Under Obama’s executive order, eligible workers would be given Social Security numbers, and that would allow them to work legally while the order is in effect. They could file a 1040 tax return, or amended returns for three years previous — the statute of limitations for amending a tax return — and potentially qualify for the refundable Earned Income Tax Credit.
“Those who were working illegally in the United States shouldn’t be rewarded for doing so,” Senator Charles Grassley (R-IA) said in a statement to McClatchy. “That would have the effect of allowing retroactive benefits. My proposal would prohibit those granted deferred action from claiming the EITC for any year they were working without authorization in the United States.”
McClatchy obtained an estimate by the congressional Joint Committee on Taxation, done for Grassley and Senate Finance Committee Chairman Orrin Hatch (R-UT). It shows the additional EITC refunds under the program could cost taxpayers $1.7 billion over 10 years, almost all of it in the first five years.
Obama’s immigration order overall is actually expected to bring in almost $20 billion in new revenue over a ten-year period after implementation, according to the nonpartisan Congressional Budget Office. That’s because new immigrants would be paying into Social Security and having taxes withheld from paychecks.
Repealing the order would add to projected deficits. But allowing previously undocumented workers to quickly collect a government check for a time when they weren’t here legally is hardly a good optic for Obama and Democrats.
The Earned Income Tax Credit was created to help move individuals off of welfare rolls and into employment. It provides a tax benefit to low-income earners based on what they actually earn. It is “refundable,” meaning workers who have no federal income tax liabilities get the balance of the credit in a check from the government.
Allowing the new immigrants to apply retroactively for the EITC is similar to green card holders being able to seek the credit when they get a Social Security number, as is the case now.
The Internal Revenue Service recently reviewed guidance dating to 2000 and upheld that the determining factor on getting the Earned Income Tax Credit refund is a Social Security number, not immigration status.
“The rationale is, if you were in the country and there is some process in which you become legal, we want to go ahead and treat you as if you were legal the whole time,” said Elaine Magg, a senior research associate for the nonpartisan Tax Policy Center, jointly run by the centrist Urban Institute and center-left Brookings Institution.

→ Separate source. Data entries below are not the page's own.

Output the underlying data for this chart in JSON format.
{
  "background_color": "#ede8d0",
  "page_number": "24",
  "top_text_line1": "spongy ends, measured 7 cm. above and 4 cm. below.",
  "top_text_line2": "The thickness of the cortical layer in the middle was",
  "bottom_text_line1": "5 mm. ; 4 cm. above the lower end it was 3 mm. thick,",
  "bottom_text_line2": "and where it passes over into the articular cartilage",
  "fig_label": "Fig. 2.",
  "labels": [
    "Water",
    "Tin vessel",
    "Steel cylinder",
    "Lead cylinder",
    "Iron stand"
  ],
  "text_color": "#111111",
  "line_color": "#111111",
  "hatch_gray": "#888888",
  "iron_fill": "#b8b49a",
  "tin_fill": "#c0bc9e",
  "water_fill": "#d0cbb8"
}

What Republicans blast as “amnesty bonuses” are also akin to what political refugees can now do under tax law — amend previous tax returns once their immigration status has changed.

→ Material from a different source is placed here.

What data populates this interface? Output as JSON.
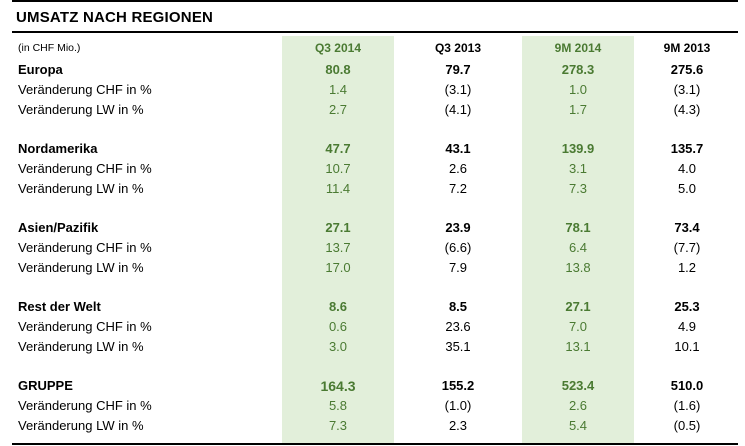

But Grassley maintains Congress explicitly closed this avenue to undocumented workers in 1996 and argues that this is being ignored by the IRS.
“If we want these folks to be citizens then we give them Social Security numbers, and they are subject to the same tax laws others are subject to, and in some cases that will mean they will get the refundable credit,” said Maag, calling the issue easily fixable if Congress wants to restrict the ability to retroactively claim the tax breaks afforded in Obama’s executive order.
Bills already have been introduced in the House of Representatives and the Senate to do just that.
Undocumented workers presumably have been working off the books or with falsified documents. They will have to present proof that they were paid or were self-employed over the previous three years. If they were using a false taxpayer ID number, they could now amend returns for the past three years and plug in their new Social Security number.
The IRS could audit these returns to guard against fraud, but because the tax returns involve very low income levels, the IRS would not get much bang for the buck with such audits.
The Joint Committee on Taxation estimate is based on a model of expected behavior and not past actions, given that there hasn’t been a similar situation on which to build a best guess. It also does not estimate how many of the undocumented immigrants might have changed to legal status anyway through marriage or other avenues.